Alphabet (Google): Investimento sicuro o trappola per il 2026?

Alphabet (Google): Investimento sicuro o trappola per il 2026?

Dietro i numeri e le proiezioni di crescita, si cela una realtà fatta di battaglie legali, erosione della privacy e un modello di business basato sulla sorveglianza di massa.

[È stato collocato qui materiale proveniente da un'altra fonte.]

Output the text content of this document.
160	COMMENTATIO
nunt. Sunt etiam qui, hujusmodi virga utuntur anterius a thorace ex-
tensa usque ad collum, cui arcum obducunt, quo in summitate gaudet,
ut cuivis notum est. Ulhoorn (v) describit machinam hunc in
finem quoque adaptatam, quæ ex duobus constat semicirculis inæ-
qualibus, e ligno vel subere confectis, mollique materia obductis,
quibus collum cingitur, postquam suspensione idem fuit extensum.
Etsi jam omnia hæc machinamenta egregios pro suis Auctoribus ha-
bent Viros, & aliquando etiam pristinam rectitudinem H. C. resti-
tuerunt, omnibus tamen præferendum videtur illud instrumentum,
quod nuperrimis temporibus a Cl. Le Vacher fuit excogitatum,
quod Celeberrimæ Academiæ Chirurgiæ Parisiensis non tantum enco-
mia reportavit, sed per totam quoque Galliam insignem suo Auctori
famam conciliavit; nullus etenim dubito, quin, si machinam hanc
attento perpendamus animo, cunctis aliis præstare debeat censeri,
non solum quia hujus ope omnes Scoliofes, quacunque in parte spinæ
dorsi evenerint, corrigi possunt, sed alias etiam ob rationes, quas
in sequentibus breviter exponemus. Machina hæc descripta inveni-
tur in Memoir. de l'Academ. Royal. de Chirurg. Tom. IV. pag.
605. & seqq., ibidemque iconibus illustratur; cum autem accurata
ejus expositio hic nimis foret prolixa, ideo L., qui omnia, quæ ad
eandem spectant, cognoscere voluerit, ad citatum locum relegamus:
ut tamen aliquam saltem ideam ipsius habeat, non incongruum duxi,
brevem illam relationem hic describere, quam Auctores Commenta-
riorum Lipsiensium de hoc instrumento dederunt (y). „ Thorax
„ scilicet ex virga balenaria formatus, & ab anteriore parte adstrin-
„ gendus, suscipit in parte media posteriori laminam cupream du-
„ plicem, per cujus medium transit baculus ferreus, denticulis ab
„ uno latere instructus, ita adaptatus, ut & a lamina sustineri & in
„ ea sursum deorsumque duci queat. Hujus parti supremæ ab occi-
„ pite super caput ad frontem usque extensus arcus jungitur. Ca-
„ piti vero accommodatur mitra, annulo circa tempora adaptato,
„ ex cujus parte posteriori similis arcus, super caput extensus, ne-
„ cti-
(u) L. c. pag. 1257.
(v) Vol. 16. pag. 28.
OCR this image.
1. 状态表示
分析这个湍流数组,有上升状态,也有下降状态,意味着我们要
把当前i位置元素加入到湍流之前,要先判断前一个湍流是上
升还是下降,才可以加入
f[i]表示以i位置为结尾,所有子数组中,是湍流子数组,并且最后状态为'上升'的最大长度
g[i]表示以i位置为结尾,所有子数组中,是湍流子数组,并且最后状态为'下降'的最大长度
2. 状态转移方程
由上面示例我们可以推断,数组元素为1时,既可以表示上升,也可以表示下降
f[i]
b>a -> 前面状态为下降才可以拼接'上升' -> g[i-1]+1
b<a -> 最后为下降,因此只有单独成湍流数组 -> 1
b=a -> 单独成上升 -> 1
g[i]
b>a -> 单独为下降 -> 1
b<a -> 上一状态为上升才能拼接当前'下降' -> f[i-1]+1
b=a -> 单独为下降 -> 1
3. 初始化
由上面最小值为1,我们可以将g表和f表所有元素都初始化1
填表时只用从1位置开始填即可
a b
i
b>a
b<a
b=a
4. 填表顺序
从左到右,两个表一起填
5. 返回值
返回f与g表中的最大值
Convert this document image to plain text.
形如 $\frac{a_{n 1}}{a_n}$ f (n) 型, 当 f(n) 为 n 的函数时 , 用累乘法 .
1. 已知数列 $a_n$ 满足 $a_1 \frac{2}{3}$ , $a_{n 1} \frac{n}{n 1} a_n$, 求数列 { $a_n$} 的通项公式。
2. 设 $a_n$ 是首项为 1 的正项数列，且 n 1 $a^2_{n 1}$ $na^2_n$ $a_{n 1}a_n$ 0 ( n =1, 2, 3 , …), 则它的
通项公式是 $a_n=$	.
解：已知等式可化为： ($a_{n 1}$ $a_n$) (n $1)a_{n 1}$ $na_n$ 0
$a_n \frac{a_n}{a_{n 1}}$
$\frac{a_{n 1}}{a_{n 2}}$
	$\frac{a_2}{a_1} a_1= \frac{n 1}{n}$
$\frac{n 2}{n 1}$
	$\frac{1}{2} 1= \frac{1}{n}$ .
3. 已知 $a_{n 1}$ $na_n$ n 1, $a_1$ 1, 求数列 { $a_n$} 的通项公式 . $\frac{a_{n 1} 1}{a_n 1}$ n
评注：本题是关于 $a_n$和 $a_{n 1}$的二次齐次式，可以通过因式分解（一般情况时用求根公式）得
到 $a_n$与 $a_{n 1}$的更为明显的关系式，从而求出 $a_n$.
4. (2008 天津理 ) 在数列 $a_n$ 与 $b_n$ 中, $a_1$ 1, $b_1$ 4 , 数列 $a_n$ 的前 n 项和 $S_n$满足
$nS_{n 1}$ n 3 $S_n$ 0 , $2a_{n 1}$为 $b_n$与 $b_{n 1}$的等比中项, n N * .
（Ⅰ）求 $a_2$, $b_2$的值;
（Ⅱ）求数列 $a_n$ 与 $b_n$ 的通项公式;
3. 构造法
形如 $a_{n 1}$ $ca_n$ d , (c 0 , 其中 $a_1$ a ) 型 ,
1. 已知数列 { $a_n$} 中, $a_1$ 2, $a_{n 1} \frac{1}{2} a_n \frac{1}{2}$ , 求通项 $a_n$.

Mentre scartate i regali sotto l’albero e vi chiedete se quel nuovo smart speaker stia già registrando le vostre conversazioni familiari per ottimizzare il prossimo banner pubblicitario, a Wall Street qualcuno sta già impacchettando le previsioni per il prossimo anno. È il Natale del 2025, e la narrazione finanziaria non si ferma nemmeno per il panettone.

L’ultima trovata degli analisti riguarda i cosiddetti “Magnifici Sette”, quel club esclusivo di giganti tecnologici che, secondo la vulgata corrente, dovrebbe traghettarci verso un futuro radioso e automatizzato.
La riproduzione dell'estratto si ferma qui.